The UK Oil and Gas Authority (OGA) on May 23 awarded 123 licenses to 61 companies to explore for and develop new fields in the North Sea, in the latest sign of confidence in the ageing basin that has enjoyed a revival in recent years.
Companies ranging from Royal Dutch Shell (NYSE: RDS.A), BP (NYSE: BP) and Norway’s Equinor (NYSE: EQNR), to smaller independents including Siccar Point Energy, Chrysaor and Premier Oil were awarded 229 blocks covering a total area of 26,659 sq km (10,293 sq miles), the OGA said in a statement.
“The OGA expects this round to lead very quickly to activity, providing a welcome boost to exploration,” it said.
Fourteen of those licenses are expected to progress straight to field development planning, it said.
The round could unlock about a dozen undeveloped discoveries containing an estimated 320 million barrels of oil equivalent, it added.
The North Sea was one of the world’s first offshore basins, and has produced oil for more than four decades.
Although output in the basin has sharply declined since peaking in the late 1990s, it has seen a revival in recent years after large projects such as the BP-operated, 130,000 barrels per day Quad 204 in the western Shetlands came on line.

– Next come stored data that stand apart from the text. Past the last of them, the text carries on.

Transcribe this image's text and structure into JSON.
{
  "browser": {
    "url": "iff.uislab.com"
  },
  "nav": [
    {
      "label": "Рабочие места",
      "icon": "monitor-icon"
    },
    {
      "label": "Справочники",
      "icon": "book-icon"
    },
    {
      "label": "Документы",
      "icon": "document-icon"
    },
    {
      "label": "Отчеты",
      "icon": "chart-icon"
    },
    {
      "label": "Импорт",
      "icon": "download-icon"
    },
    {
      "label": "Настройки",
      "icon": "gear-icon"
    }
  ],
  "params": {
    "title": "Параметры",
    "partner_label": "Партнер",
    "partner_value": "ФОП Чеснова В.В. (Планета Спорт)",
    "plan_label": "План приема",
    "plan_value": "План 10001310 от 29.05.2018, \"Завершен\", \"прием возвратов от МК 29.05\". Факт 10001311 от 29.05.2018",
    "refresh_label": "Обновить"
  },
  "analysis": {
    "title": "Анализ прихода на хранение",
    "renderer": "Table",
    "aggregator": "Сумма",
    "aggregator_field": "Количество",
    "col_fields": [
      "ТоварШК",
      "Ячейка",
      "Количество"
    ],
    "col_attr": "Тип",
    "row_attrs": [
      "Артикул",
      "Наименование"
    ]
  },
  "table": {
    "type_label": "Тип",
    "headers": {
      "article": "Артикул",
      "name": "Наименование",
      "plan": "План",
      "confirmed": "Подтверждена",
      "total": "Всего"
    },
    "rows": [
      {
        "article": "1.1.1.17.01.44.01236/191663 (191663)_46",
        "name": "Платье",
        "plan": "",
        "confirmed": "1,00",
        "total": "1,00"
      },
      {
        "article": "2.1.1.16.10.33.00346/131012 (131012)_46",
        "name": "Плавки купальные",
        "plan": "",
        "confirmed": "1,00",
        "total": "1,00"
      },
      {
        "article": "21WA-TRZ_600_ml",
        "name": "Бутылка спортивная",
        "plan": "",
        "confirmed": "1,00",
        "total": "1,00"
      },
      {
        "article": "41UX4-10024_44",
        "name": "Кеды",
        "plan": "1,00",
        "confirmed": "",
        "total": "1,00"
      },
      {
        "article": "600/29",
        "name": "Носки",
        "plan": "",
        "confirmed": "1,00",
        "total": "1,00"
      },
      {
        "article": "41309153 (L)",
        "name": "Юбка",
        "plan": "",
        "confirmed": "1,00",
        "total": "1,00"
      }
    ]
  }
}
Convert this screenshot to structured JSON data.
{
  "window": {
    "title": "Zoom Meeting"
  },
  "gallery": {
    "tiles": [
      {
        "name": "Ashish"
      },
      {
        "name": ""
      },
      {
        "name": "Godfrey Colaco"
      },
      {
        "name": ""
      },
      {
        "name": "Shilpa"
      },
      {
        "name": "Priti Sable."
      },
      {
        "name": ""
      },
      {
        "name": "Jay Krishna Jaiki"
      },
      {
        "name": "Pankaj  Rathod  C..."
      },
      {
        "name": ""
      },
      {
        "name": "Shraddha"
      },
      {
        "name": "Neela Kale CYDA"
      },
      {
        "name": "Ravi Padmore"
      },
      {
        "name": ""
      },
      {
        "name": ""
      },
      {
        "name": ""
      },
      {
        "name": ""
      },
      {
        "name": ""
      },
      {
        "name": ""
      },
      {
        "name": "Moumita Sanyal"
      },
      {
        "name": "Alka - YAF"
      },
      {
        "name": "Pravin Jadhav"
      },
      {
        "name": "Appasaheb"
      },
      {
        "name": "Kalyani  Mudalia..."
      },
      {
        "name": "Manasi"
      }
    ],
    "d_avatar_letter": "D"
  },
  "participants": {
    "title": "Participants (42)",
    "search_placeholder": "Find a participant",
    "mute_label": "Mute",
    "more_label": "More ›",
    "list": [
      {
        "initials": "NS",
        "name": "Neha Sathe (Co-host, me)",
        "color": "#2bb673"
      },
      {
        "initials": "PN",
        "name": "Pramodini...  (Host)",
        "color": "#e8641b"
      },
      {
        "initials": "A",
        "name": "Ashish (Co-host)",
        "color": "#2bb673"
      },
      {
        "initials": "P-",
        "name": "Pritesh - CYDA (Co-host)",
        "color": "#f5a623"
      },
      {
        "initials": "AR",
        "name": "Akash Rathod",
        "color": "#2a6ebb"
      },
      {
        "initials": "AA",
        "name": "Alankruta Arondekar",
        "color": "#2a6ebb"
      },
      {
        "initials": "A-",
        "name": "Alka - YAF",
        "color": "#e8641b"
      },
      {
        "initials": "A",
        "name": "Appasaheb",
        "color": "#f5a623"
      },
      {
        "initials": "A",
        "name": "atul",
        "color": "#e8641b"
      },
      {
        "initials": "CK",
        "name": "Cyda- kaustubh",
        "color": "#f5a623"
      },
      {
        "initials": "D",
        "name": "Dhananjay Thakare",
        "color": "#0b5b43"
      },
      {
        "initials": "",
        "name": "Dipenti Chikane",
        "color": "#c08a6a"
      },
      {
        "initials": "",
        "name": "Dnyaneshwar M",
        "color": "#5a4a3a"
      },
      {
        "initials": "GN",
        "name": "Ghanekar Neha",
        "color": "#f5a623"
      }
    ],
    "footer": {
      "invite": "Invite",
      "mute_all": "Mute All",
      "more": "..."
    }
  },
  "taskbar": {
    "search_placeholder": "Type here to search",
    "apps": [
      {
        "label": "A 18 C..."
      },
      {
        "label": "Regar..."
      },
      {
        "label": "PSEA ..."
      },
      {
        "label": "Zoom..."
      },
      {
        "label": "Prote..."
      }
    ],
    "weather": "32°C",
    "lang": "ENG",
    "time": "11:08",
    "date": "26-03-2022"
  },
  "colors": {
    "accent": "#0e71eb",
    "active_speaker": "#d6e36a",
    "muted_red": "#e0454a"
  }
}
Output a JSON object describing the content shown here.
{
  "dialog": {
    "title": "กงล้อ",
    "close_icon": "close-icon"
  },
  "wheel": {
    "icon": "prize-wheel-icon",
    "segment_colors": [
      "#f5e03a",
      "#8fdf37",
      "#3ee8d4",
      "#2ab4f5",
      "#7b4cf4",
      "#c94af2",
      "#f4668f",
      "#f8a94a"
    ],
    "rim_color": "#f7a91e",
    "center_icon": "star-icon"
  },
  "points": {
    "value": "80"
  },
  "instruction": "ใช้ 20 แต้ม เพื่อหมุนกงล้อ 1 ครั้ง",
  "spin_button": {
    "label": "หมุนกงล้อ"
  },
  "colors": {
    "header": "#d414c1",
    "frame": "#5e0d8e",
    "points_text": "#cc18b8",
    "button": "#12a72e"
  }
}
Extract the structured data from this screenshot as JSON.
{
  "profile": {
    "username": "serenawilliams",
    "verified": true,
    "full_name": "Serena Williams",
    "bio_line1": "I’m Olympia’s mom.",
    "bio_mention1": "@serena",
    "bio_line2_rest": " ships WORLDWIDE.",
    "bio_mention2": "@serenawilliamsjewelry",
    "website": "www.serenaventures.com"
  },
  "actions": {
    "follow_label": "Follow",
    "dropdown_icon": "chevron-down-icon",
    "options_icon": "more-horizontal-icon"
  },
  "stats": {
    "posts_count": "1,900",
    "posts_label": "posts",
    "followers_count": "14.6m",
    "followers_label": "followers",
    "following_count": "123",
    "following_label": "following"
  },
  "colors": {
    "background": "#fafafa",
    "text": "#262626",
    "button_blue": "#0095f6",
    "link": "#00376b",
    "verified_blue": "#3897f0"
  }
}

The OGA estimates the North Sea holds reserves of 1.5 billion barrels of oil equivalent.
“The OGA’s first mature licensing round, following the Norwegian model, appears to have been a great success,” Wood Mackenzie analyst Kevin Swann said in a note.
“The UK is in desperate need of new projects to fill a development pipeline that is all but empty beyond the early 2020s,” Swann said.
“The eight firm exploration wells among the awards, with big companies like Shell, BP, Equinor and ConocoPhillips among those set to drill, is a big vote of confidence in the UK. It shows the big players are not ready to leave UK waters yet.”